Analysis has shown that the use of solar and wind energy has cut down the emissions of greenhouse gases more than the Covid-19 pandemic in Australia. This is a result of a 26% increment in renewable power generation in the last twelve months. 

An analysis conducted by Saddler Hugh, an energy consultant and honorary professor from an Australian National University, showed that there is continued growth in the generation of renewables. This trend is expended to continue with the installation of more wind turbines and solar panels. A great decrease of 14 million metric tonnes of carbon dioxide was experienced in the last 12 months, equivalent to a 4.6% drop.  This is because of the reduction of emissions from gas, electricity generation, and transport. Saddler Hugh, an energy consultant, said in an analysis. 

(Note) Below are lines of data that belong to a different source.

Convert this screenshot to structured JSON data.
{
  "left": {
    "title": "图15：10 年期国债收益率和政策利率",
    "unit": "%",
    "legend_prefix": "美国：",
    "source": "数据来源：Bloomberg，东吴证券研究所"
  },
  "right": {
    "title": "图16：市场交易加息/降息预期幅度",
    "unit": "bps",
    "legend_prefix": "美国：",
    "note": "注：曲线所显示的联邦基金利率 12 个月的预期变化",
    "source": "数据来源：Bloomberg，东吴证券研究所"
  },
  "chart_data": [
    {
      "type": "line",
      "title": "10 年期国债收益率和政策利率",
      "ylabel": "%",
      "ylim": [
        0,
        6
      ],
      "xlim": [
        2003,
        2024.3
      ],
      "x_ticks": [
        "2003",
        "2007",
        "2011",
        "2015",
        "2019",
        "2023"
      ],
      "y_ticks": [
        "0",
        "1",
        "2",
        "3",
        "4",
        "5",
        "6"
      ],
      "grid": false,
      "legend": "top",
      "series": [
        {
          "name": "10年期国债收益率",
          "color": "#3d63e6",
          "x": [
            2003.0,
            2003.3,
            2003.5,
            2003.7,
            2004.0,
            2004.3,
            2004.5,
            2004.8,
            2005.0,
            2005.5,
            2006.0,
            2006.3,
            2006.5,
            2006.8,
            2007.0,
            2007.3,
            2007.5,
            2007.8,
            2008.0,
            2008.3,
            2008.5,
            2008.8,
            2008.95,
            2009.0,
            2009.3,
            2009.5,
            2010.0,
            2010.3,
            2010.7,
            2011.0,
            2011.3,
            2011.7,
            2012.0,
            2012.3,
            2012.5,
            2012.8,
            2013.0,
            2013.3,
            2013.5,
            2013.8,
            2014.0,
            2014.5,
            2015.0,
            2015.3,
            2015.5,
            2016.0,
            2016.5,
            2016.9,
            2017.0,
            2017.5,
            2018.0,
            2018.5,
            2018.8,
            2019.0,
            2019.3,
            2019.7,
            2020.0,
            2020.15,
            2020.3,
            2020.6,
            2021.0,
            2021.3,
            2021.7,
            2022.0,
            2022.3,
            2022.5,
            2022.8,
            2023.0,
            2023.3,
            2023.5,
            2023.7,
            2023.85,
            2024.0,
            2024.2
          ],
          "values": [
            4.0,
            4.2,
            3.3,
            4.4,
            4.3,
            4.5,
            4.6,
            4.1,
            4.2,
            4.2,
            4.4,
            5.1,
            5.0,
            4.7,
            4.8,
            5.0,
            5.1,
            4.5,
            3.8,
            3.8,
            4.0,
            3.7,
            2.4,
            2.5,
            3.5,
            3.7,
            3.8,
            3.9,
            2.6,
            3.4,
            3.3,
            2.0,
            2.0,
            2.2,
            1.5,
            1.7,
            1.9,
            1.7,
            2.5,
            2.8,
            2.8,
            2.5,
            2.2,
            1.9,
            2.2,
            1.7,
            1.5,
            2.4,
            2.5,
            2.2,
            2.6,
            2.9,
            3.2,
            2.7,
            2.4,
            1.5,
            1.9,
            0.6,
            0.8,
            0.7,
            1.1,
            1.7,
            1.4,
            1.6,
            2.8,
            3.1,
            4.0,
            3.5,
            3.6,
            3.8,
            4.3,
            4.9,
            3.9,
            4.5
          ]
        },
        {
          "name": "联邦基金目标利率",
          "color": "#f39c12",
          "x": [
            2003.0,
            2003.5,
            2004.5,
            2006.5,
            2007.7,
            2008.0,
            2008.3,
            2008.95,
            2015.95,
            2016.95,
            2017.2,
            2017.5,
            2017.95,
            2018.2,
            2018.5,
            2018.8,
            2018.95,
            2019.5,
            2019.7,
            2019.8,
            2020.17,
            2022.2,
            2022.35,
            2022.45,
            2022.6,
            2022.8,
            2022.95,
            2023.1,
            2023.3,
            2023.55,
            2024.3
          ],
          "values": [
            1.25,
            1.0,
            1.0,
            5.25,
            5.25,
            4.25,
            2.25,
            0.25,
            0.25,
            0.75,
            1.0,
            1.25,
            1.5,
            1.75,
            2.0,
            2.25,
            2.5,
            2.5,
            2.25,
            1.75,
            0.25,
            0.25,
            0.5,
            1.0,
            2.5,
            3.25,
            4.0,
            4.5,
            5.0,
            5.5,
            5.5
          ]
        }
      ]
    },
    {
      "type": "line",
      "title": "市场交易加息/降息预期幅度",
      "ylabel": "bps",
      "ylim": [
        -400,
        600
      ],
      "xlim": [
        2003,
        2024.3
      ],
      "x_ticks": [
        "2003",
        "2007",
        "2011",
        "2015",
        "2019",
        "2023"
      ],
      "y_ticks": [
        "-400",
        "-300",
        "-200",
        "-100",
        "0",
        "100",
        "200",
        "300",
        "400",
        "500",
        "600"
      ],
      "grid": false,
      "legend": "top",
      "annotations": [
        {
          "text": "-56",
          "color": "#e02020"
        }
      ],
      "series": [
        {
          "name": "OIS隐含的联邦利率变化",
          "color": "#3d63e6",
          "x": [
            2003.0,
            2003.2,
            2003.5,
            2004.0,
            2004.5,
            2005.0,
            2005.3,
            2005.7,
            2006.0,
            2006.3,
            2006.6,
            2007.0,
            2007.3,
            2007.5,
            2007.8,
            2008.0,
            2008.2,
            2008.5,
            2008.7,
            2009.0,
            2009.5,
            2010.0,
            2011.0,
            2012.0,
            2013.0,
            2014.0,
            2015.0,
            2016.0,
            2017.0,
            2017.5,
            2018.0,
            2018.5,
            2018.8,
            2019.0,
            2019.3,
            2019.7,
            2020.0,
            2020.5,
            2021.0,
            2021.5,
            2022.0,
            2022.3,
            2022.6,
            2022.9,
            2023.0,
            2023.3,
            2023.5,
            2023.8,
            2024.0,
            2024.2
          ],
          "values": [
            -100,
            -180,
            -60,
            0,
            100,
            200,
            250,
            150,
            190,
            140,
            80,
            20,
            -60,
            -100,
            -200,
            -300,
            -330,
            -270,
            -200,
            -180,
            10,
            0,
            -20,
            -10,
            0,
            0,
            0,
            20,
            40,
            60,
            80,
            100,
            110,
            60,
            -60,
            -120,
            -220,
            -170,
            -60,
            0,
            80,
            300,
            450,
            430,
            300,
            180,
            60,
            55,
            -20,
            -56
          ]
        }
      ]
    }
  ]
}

The analysis information was gathered from the Australia Institute progressive thinktank, national market power generation, and petroleum fuels and gas consumption. The national electricity market includes Victoria, Tasmania, New South Wales, Queensland, South Australia, and the Australian Capital Territory. All these supplies power to over 9 million clients. 

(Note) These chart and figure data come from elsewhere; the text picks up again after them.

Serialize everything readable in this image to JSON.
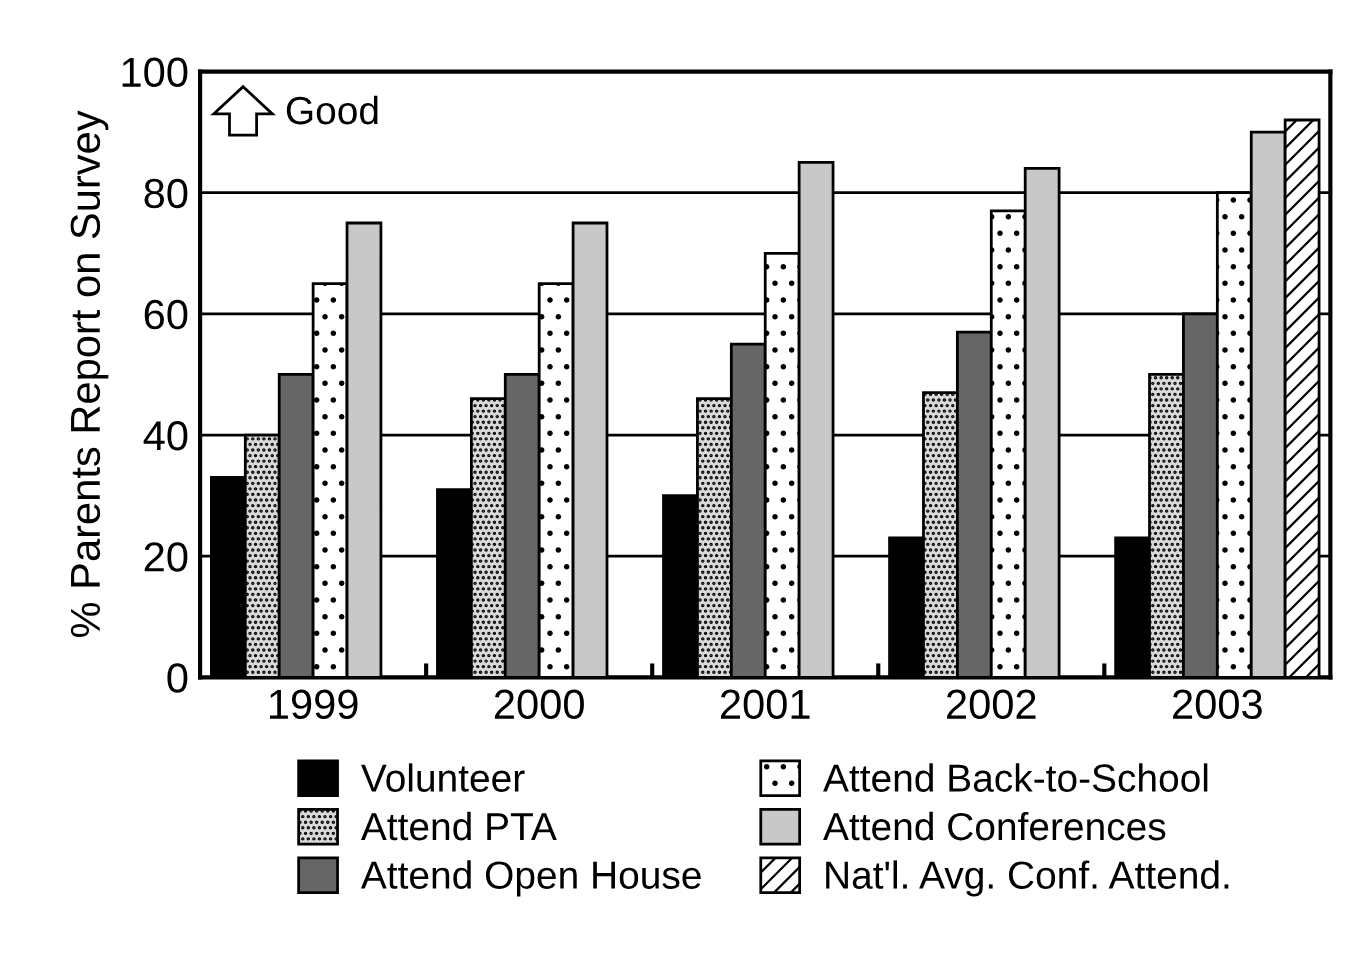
{
  "chart_data": {
    "type": "bar",
    "ylabel": "% Parents Report on Survey",
    "categories": [
      "1999",
      "2000",
      "2001",
      "2002",
      "2003"
    ],
    "series": [
      {
        "name": "Volunteer",
        "color": "#000000",
        "values": [
          33,
          31,
          30,
          23,
          23
        ]
      },
      {
        "name": "Attend PTA",
        "color": "#d9d9d9",
        "values": [
          40,
          46,
          46,
          47,
          50
        ]
      },
      {
        "name": "Attend Open House",
        "color": "#666666",
        "values": [
          50,
          50,
          55,
          57,
          60
        ]
      },
      {
        "name": "Attend Back-to-School",
        "color": "#ffffff",
        "values": [
          65,
          65,
          70,
          77,
          80
        ]
      },
      {
        "name": "Attend Conferences",
        "color": "#c8c8c8",
        "values": [
          75,
          75,
          85,
          84,
          90
        ]
      },
      {
        "name": "Nat'l. Avg. Conf. Attend.",
        "color": "#ffffff",
        "values": [
          null,
          null,
          null,
          null,
          92
        ]
      }
    ],
    "ylim": [
      0,
      100
    ],
    "yticks": [
      0,
      20,
      40,
      60,
      80,
      100
    ],
    "grid": "y",
    "legend": "bottom",
    "annotations": [
      "Good"
    ]
  }
}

Although a decrease in the number of plane flights led to a reduction in aviation fuel usage, the coronavirus pandemic has not given paramount change in electricity usage. However, renewables are the ones contributing to a larger share. The use of renewables has contributed to low fossil fuel usage. Also, power from the burn of black coal recorded a decrease of up to 40.5% in the national market.  The demand for the use of renewable energy is on the rise. For instance, on October 10, renewable generations such as rooftop solar recorded an optimal share of 53.6% of the total power demand. 

Renewables better months were August and September since the winds sprang and the sun getting much hotter. According to Saddler’s analysis, power generation share from renewables will expand in November and October. 

Speaking to Guardian Australia, the Australia Institute’s climate and energy program director, Merzian Richie, said that renewables are becoming more popular and cheaper in Australia compared to fossil fuel, and this is expected to continue. He added that this is just a beginning, saying that everything needs to be turned to renewables for Australia to reach net-zero. Richie added that greenhouse gas emissions are relatively lowered by the use of renewable energy more than the technology roadmaps or pandemics.